Return the gene sets for a given pathway/resource tuple.

Parameters
  • app (flask.Flask) – current app

  • pathways (list[tuple[str,str]) – pathway/resource tuples

Return type

tuple[dict[str,set[str]],dict[str,str]]

Returns

gene sets

compath.utils.get_pathway_info(app, pathways)[source]

Return the gene sets for a given pathway/resource tuple.

Parameters
  • app (flask.Flask) – current app

  • pathways (list[tuple[str,str]) – pathway/resource tuples

Return type

list

Returns

pathway info

compath.utils.get_last_action_in_module(module_name, action)[source]

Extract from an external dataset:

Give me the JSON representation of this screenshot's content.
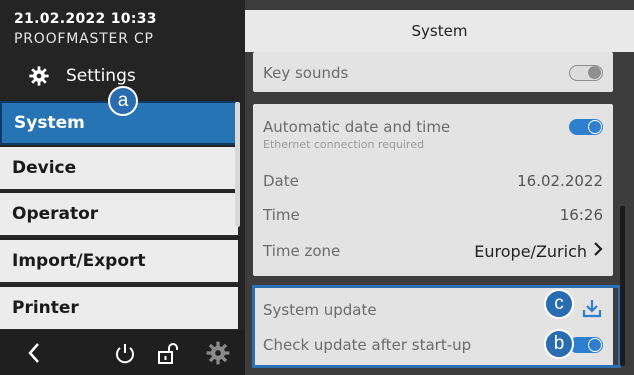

Return the info about the last action in the given module.

Parameters

module_name (str) –

Returns

compath.utils.perform_hypergeometric_test(gene_set, manager_pathways_dict, gene_universe, apply_threshold=False, threshold=0.05)[source]

Perform hypergeometric tests.

Parameters
  • gene_set (set[str]) – gene set to test against pathway

  • manager_pathways_dict (dict[str,dict[str,dict]]) – manager to pathways

  • gene_universe (int) – number of HGNC symbols

  • apply_threshold (Optional[bool]) – return only significant pathways

  • threshold (Optional[float]) – significance threshold (by default 0.05)

Return type

dict[str,dict[str,dict]]

Returns

manager_pathways_dict with p value info

compath.utils.calculate_szymkiewicz_simpson_coefficient(set_1, set_2)[source]

Calculate Szymkiewicz-Simpson coefficient between two sets.

Parameters
  • set_1 (set) – set 1

  • set_2 (set) – set 2

Returns

similarity of the two sets

Return type

float

compath.utils.calculate_similarity(name_1, name_2)[source]

Calculate the string based similarity between two names.

Parameters
  • name_1 (str) – name 1

  • name_2 (str) – name 2

Return type

float

Returns

Levenshtein similarity

compath.utils.get_top_matches(matches, top)[source]

Order list of tuples by second value and returns top values.

Parameters
compath.utils.filter_results(results, threshold)[source]

Filter a tuple based iterator given a threshold.

Parameters
compath.utils.get_most_similar_names(reference_name, names, threshold=0.4, top=5)[source]

Return the most similar names based on string matching.

Parameters
  • reference_name (str) –

  • names (list[str]) –

  • threshold (optional[float]) –

  • top (optional[int]) –

Returns

compath.utils.to_csv(triplets, file=None, sep='\t')[source]

Writs triplets as a tab-separated.

Parameters
  • triplets (iterable[tuple[str,str,str]]) – iterable of triplets

  • file (file) – A writable file or file-like. Defaults to stdout.

  • sep (str) – The separator. Defaults to tab.